Contactless payment

Contactless is booming.

Shoppers spent £9.27bn on a total of 1.1 billion contactless payments in the first half of this year, overtaking the £7.75bn spent last year in total.

UK Cards Association data shows in June this year, 18% of card purchases were made using a contactless reader, up from 7% a year ago.

So how can retailers make the most of this?

Contactless payment is all about speed and convenience – and shoppers are increasingly valuing both.

“Contactless cards are firmly entrenched as the preferred way to pay for millions of consumers who expect to be able to use them for everyday purchases,” says Richard Koch, head of policy at UK Cards.

Investing in the infrastructure needed to offer contactless payment, however, can be costly. But it’s worth it, says Tobias Schreyer, co-founder and chief commercial officer of payment company PPRO Group.

“It offers the customer a swift and simple transaction and enables staff to serve their customers quicker.”

The potential cost to retailers of being left behind in the technology stakes is huge, experts agree – especially as shoppers become increasingly used to the flexibility of buying online.
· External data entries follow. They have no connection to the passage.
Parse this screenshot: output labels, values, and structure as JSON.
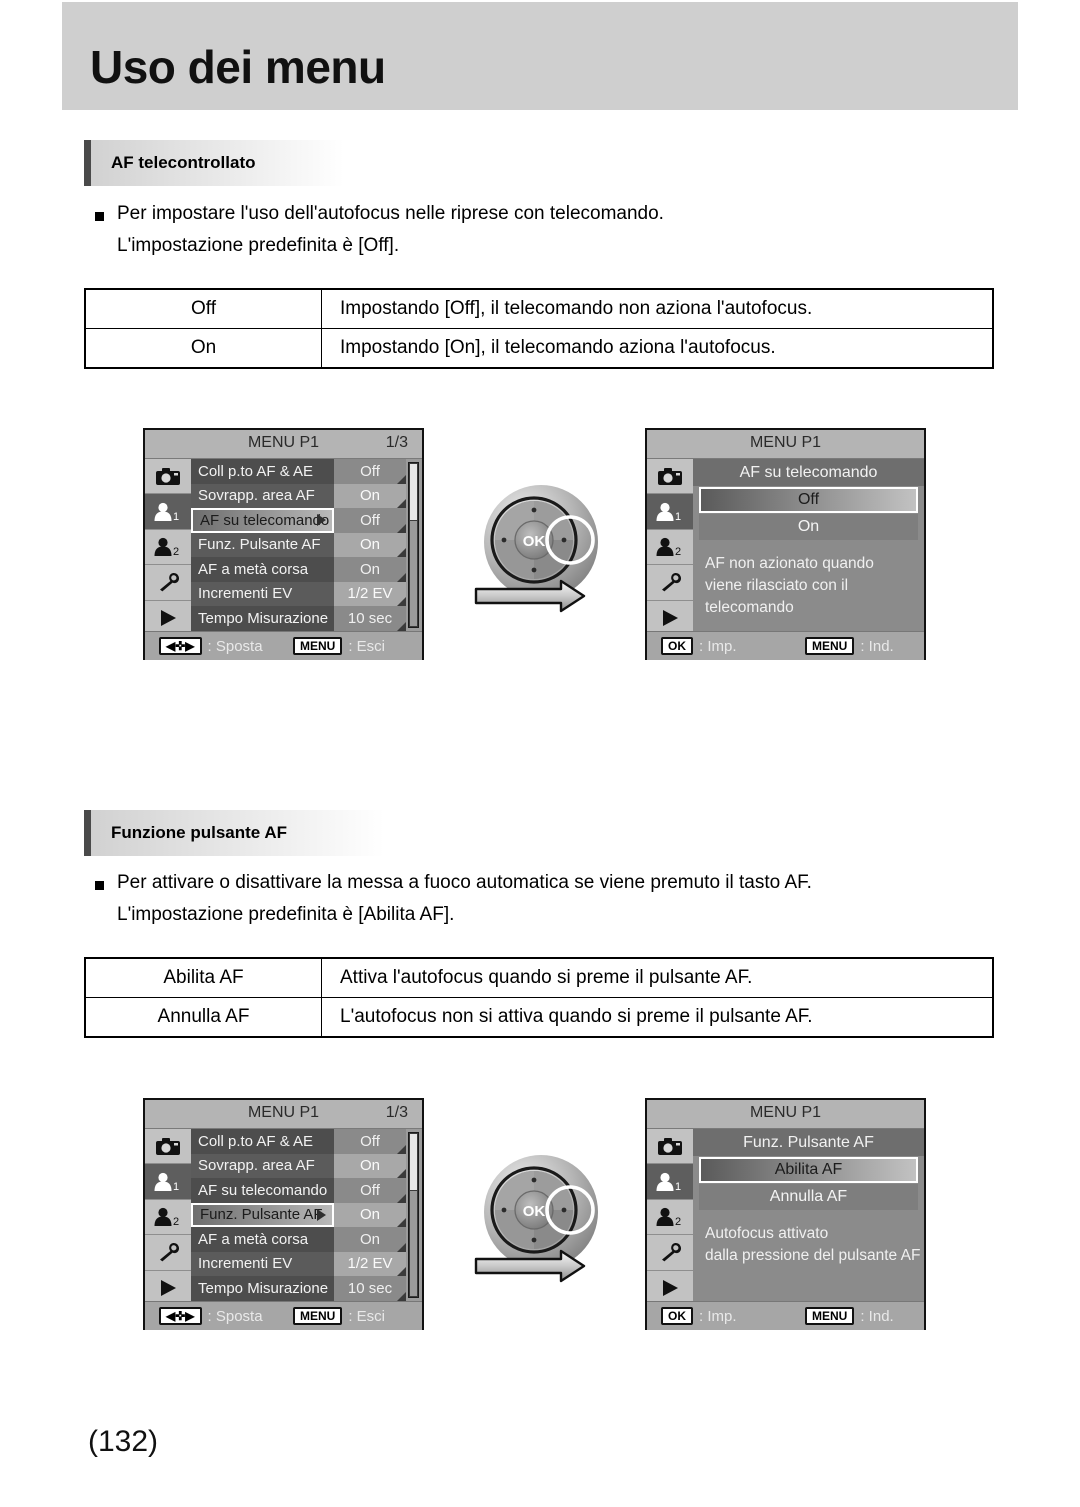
{
  "header": {
    "title": "Uso dei menu"
  },
  "sections": [
    {
      "heading": "AF telecontrollato",
      "bullet_line1": "Per impostare l'uso dell'autofocus nelle riprese con telecomando.",
      "bullet_line2": "L'impostazione predefinita è [Off].",
      "table": {
        "rows": [
          {
            "key": "Off",
            "value": "Impostando [Off], il telecomando non aziona l'autofocus."
          },
          {
            "key": "On",
            "value": "Impostando [On], il telecomando aziona l'autofocus."
          }
        ]
      }
    },
    {
      "heading": "Funzione pulsante AF",
      "bullet_line1": "Per attivare o disattivare la messa a fuoco automatica se viene premuto il tasto AF.",
      "bullet_line2": "L'impostazione predefinita è [Abilita AF].",
      "table": {
        "rows": [
          {
            "key": "Abilita AF",
            "value": "Attiva l'autofocus quando si preme il pulsante AF."
          },
          {
            "key": "Annulla AF",
            "value": "L'autofocus non si attiva quando si preme il pulsante AF."
          }
        ]
      }
    }
  ],
  "lcd_menu_a": {
    "title": "MENU P1",
    "page_indicator": "1/3",
    "sidebar_icons": [
      "camera-icon",
      "person-1-icon",
      "person-2-icon",
      "wrench-icon",
      "play-icon"
    ],
    "active_sidebar_index": 1,
    "rows": [
      {
        "label": "Coll p.to AF & AE",
        "value": "Off"
      },
      {
        "label": "Sovrapp. area AF",
        "value": "On"
      },
      {
        "label": "AF su telecomando",
        "value": "Off"
      },
      {
        "label": "Funz. Pulsante AF",
        "value": "On"
      },
      {
        "label": "AF a metà corsa",
        "value": "On"
      },
      {
        "label": "Incrementi EV",
        "value": "1/2 EV"
      },
      {
        "label": "Tempo Misurazione",
        "value": "10 sec"
      }
    ],
    "selected_row_index": 2,
    "footer": {
      "key1": "◀✜▶",
      "text1": ": Sposta",
      "key2": "MENU",
      "text2": ": Esci"
    }
  },
  "lcd_opt_a": {
    "title": "MENU P1",
    "option_title": "AF su telecomando",
    "options": [
      "Off",
      "On"
    ],
    "selected_option_index": 0,
    "description_lines": [
      "AF non azionato quando",
      "viene rilasciato con il",
      "telecomando"
    ],
    "footer": {
      "key1": "OK",
      "text1": ": Imp.",
      "key2": "MENU",
      "text2": ": Ind."
    }
  },
  "lcd_menu_b": {
    "title": "MENU P1",
    "page_indicator": "1/3",
    "sidebar_icons": [
      "camera-icon",
      "person-1-icon",
      "person-2-icon",
      "wrench-icon",
      "play-icon"
    ],
    "active_sidebar_index": 1,
    "rows": [
      {
        "label": "Coll p.to AF & AE",
        "value": "Off"
      },
      {
        "label": "Sovrapp. area AF",
        "value": "On"
      },
      {
        "label": "AF su telecomando",
        "value": "Off"
      },
      {
        "label": "Funz. Pulsante AF",
        "value": "On"
      },
      {
        "label": "AF a metà corsa",
        "value": "On"
      },
      {
        "label": "Incrementi EV",
        "value": "1/2 EV"
      },
      {
        "label": "Tempo Misurazione",
        "value": "10 sec"
      }
    ],
    "selected_row_index": 3,
    "footer": {
      "key1": "◀✜▶",
      "text1": ": Sposta",
      "key2": "MENU",
      "text2": ": Esci"
    }
  },
  "lcd_opt_b": {
    "title": "MENU P1",
    "option_title": "Funz. Pulsante AF",
    "options": [
      "Abilita AF",
      "Annulla AF"
    ],
    "selected_option_index": 0,
    "description_lines": [
      "Autofocus attivato",
      "dalla pressione del pulsante AF"
    ],
    "footer": {
      "key1": "OK",
      "text1": ": Imp.",
      "key2": "MENU",
      "text2": ": Ind."
    }
  },
  "dpad": {
    "center_label": "OK",
    "highlighted_direction": "right",
    "arrow_direction": "right"
  },
  "page_number": "(132)",
  "colors": {
    "header_band": "#cfcfcf",
    "heading_bar": "#4a4a4a",
    "lcd_bg": "#9b9b9b",
    "lcd_selected_border": "#ffffff"
  }
}
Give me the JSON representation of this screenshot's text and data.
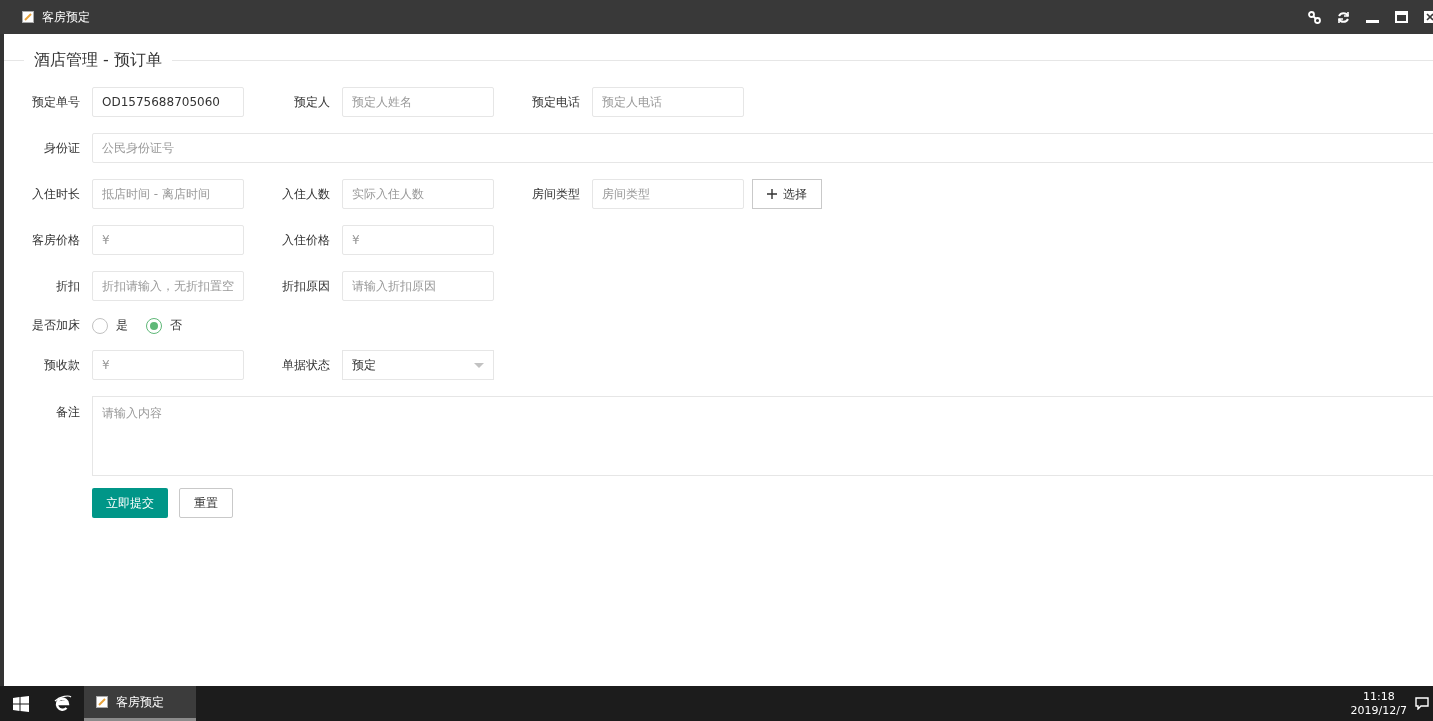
{
  "window": {
    "title": "客房预定"
  },
  "panel": {
    "legend": "酒店管理 - 预订单"
  },
  "form": {
    "rows": [
      {
        "fields": [
          {
            "kind": "input",
            "label": "预定单号",
            "value": "OD1575688705060"
          },
          {
            "kind": "input",
            "label": "预定人",
            "placeholder": "预定人姓名"
          },
          {
            "kind": "input",
            "label": "预定电话",
            "placeholder": "预定人电话"
          }
        ]
      },
      {
        "fields": [
          {
            "kind": "full",
            "label": "身份证",
            "placeholder": "公民身份证号"
          }
        ]
      },
      {
        "fields": [
          {
            "kind": "input",
            "label": "入住时长",
            "placeholder": "抵店时间 - 离店时间"
          },
          {
            "kind": "input",
            "label": "入住人数",
            "placeholder": "实际入住人数"
          },
          {
            "kind": "input",
            "label": "房间类型",
            "placeholder": "房间类型",
            "button": "选择"
          }
        ]
      },
      {
        "fields": [
          {
            "kind": "input",
            "label": "客房价格",
            "placeholder": "¥"
          },
          {
            "kind": "input",
            "label": "入住价格",
            "placeholder": "¥"
          }
        ]
      },
      {
        "fields": [
          {
            "kind": "input",
            "label": "折扣",
            "placeholder": "折扣请输入，无折扣置空"
          },
          {
            "kind": "input",
            "label": "折扣原因",
            "placeholder": "请输入折扣原因"
          }
        ]
      },
      {
        "fields": [
          {
            "kind": "radio",
            "label": "是否加床",
            "options": [
              {
                "label": "是",
                "selected": false
              },
              {
                "label": "否",
                "selected": true
              }
            ]
          }
        ]
      },
      {
        "fields": [
          {
            "kind": "input",
            "label": "预收款",
            "placeholder": "¥"
          },
          {
            "kind": "select",
            "label": "单据状态",
            "value": "预定"
          }
        ]
      },
      {
        "fields": [
          {
            "kind": "textarea",
            "label": "备注",
            "placeholder": "请输入内容"
          }
        ]
      }
    ],
    "buttons": [
      {
        "kind": "primary",
        "label": "立即提交"
      },
      {
        "kind": "default",
        "label": "重置"
      }
    ]
  },
  "taskbar": {
    "task": "客房预定",
    "time": "11:18",
    "date": "2019/12/7"
  }
}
Bricks and mortar stores have to match up.

“From contactless buses to Waitrose’s first cashless store, the growing popularity of tap and go is a trend that retailers will need to embrace or risk losing relevance,” says James Frost, chief marketing and commercial officer at payments company Worldpay.
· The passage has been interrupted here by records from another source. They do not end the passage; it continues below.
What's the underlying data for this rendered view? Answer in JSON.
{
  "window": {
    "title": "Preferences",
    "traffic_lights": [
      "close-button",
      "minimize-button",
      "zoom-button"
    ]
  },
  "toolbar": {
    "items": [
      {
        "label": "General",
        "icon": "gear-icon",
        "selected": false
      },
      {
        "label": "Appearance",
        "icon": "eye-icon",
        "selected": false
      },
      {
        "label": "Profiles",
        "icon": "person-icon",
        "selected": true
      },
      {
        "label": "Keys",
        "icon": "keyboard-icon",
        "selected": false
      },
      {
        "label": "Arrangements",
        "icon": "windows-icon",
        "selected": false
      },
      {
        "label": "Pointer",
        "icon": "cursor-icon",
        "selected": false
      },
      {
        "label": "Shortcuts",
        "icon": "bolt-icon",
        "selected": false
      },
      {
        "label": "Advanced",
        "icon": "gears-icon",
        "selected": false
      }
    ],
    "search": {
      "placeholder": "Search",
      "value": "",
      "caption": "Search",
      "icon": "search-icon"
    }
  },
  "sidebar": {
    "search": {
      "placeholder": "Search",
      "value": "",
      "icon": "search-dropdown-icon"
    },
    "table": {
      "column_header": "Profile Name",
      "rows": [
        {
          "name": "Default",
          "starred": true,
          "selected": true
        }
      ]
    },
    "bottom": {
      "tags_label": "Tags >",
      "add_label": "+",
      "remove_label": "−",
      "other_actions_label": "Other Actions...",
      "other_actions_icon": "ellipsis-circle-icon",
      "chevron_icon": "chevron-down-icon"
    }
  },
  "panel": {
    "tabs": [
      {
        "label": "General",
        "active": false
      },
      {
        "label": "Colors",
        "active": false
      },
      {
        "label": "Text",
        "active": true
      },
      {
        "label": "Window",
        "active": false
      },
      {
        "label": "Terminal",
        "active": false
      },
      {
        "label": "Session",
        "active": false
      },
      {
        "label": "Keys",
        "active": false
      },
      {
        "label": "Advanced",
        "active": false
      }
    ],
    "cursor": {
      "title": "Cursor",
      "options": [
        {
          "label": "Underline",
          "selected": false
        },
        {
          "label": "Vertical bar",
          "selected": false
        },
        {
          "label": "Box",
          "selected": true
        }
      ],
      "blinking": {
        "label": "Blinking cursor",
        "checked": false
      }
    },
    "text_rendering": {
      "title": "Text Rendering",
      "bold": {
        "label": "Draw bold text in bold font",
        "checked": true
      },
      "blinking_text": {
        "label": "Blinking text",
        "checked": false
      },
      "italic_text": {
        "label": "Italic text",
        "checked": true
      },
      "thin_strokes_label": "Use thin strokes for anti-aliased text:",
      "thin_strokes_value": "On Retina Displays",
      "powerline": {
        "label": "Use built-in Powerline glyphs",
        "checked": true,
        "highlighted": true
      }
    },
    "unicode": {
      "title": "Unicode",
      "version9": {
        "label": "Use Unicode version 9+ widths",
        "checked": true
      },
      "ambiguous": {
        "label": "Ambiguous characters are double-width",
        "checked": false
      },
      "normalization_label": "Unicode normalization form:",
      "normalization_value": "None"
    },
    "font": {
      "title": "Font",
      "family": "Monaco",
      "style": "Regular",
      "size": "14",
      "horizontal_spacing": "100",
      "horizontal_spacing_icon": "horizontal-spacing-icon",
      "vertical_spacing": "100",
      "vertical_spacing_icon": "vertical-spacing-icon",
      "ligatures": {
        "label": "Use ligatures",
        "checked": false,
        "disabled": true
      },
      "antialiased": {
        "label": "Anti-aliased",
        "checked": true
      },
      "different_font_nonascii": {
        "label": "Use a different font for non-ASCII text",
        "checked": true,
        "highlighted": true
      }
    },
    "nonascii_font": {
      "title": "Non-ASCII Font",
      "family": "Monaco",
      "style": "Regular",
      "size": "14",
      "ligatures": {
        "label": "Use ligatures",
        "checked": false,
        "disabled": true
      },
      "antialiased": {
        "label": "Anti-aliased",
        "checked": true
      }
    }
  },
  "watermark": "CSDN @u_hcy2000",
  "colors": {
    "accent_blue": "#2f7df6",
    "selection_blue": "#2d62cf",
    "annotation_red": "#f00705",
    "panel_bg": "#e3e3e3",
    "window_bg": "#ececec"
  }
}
Indeed, a new survey from Worldpay suggests businesses that do not keep up with the latest payment technology are likely to struggle, with one third of consumers believing cash will become obsolete by 2020 [Wordpay Consumer Behaviour and Payments Report June 2016].

You’d perhaps expect a payments company to be rather bullish about new payments technology, but others agree retailers have to act now. Sainsbury’s current lack of contactless options, for example, is “beginning to reflect badly on the brand,” warns Geoffrey Barraclough, head of propositions at payment technology company EVO.

Even those retailers that have already made the jump to contactless can make further improvements. In the self-checkout at Tesco and WH Smith stores, for example, consumers have to select ‘pay with contactless’. Barraclough believes that option should already be ready and waiting for customers by default.

“There are quite a lot of wrinkles in the system,” he says. “When it’s implemented in many retailers it’s still sub-optimal – particularly at those that went first and haven’t changed their processes.”

And the next evolution is already on the cards, so to speak. UK Cards only expects the use of contactless to grow, and with apps like Apple and Android Pay and Tesco’s PayQwiq, the expectation is contactless will soon move cardless.

“It would be surprising 10 years from now if we were still paying by card,” says Barraclough.

In the meantime, however, the way forward for contactless may well be payment apps – but with incentives.

When Oyster first launched, TfL had to raise Tube prices to incentivise people to switch over. There’s a lesson in there for retailers, many commentators believe. To really drive adoption, they should make their apps a place where consumers need to go to get the very best value.